Étude de cas A — Modifier une règle de tarification sans créer de dette invisible
Une équipe Commerce doit introduire une remise de fidélité : au-delà d'un seuil annuel d'achats, un client reçoit 5 % de réduction sur les produits éligibles. La demande paraît locale. Le calcul de prix existe déjà, le client est identifié et l'interface affiche un total. L'équipe pourrait ajouter une condition dans le service de panier et un test nominal.
Étude de cas B — Moderniser un historique client sans réécrire le monde
Un produit B2B conserve l'historique client dans une application monolithique. Les équipes support et conformité utilisent des exports CSV produits chaque nuit. Le système est difficile à faire évoluer : les données sont partagées avec un portail client, les droits sont appliqués à plusieurs endroits et une personne est la seule à connaître la procédure de correction. Une nouvelle obligation exige qu'un client puisse obtenir un historique complet et traçable dans un délai court.
Étude de cas C — Répondre à une défaillance partenaire sans aggraver l'incident
Un service de confirmation de commande appelle un prestataire externe pour vérifier la disponibilité de crédit. Un mardi matin, la latence du prestataire augmente fortement. Les requêtes se mettent en attente, les workers saturent et le taux de confirmation baisse. Les dashboards d'infrastructure sont verts au début : les machines fonctionnent, mais les utilisateurs ne terminent plus leur achat.

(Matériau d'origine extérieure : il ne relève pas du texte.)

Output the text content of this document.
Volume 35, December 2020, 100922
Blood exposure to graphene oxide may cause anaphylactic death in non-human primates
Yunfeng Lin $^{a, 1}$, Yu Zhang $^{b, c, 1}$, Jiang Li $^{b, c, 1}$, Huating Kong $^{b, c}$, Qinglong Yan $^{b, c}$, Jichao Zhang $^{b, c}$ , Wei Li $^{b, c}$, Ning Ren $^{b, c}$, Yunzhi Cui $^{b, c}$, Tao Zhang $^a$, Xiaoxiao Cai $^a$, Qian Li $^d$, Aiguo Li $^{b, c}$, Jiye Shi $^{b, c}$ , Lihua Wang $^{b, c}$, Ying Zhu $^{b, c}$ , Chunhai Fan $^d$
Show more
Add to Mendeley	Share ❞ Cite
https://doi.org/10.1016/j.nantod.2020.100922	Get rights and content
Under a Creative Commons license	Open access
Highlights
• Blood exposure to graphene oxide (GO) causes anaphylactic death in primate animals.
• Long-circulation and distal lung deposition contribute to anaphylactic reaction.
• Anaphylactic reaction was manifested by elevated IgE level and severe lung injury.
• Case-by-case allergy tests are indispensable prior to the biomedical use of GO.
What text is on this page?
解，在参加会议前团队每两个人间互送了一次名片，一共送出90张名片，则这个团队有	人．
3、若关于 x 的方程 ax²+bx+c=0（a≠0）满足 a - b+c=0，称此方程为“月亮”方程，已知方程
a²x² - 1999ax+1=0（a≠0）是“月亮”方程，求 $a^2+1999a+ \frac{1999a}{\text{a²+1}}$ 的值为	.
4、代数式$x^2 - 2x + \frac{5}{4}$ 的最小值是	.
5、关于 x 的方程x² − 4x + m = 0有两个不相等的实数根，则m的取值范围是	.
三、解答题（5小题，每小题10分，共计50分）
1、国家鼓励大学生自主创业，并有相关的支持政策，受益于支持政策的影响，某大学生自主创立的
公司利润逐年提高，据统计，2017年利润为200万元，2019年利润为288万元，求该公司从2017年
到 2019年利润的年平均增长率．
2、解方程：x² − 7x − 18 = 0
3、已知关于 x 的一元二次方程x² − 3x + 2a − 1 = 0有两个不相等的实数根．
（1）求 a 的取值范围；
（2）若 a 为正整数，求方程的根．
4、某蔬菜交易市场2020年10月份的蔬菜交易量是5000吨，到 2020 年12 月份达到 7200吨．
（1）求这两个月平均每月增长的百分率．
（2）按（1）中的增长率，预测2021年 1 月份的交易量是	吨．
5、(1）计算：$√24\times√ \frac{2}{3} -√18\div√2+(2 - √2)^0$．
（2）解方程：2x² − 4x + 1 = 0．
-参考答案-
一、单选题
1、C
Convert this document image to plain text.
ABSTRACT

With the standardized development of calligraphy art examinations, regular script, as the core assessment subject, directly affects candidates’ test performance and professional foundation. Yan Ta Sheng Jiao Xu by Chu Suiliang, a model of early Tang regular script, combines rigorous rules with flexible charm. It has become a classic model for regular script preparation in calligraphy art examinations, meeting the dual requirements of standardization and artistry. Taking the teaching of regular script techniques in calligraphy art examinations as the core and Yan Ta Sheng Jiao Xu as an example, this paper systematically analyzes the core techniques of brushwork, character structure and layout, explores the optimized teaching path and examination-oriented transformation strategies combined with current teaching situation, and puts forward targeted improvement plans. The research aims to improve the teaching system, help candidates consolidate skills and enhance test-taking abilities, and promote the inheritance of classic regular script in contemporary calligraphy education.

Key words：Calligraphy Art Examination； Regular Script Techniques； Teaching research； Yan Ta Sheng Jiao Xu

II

Étude de cas D — Réduire une coordination d'équipe devenue structurelle
Une fonctionnalité de gestion des abonnements nécessite systématiquement les équipes Produit, Paiement et Identité. Chaque évolution prend plusieurs semaines, non parce que le code est complexe, mais parce que les règles de droit sont réparties, les données de statut sont lues directement par plusieurs services et aucun contrat ne précise qui décide de l'état final d'un abonnement. Les personnes les plus expérimentées compensent en organisant des réunions de synchronisation et en relisant toutes les PR sensibles.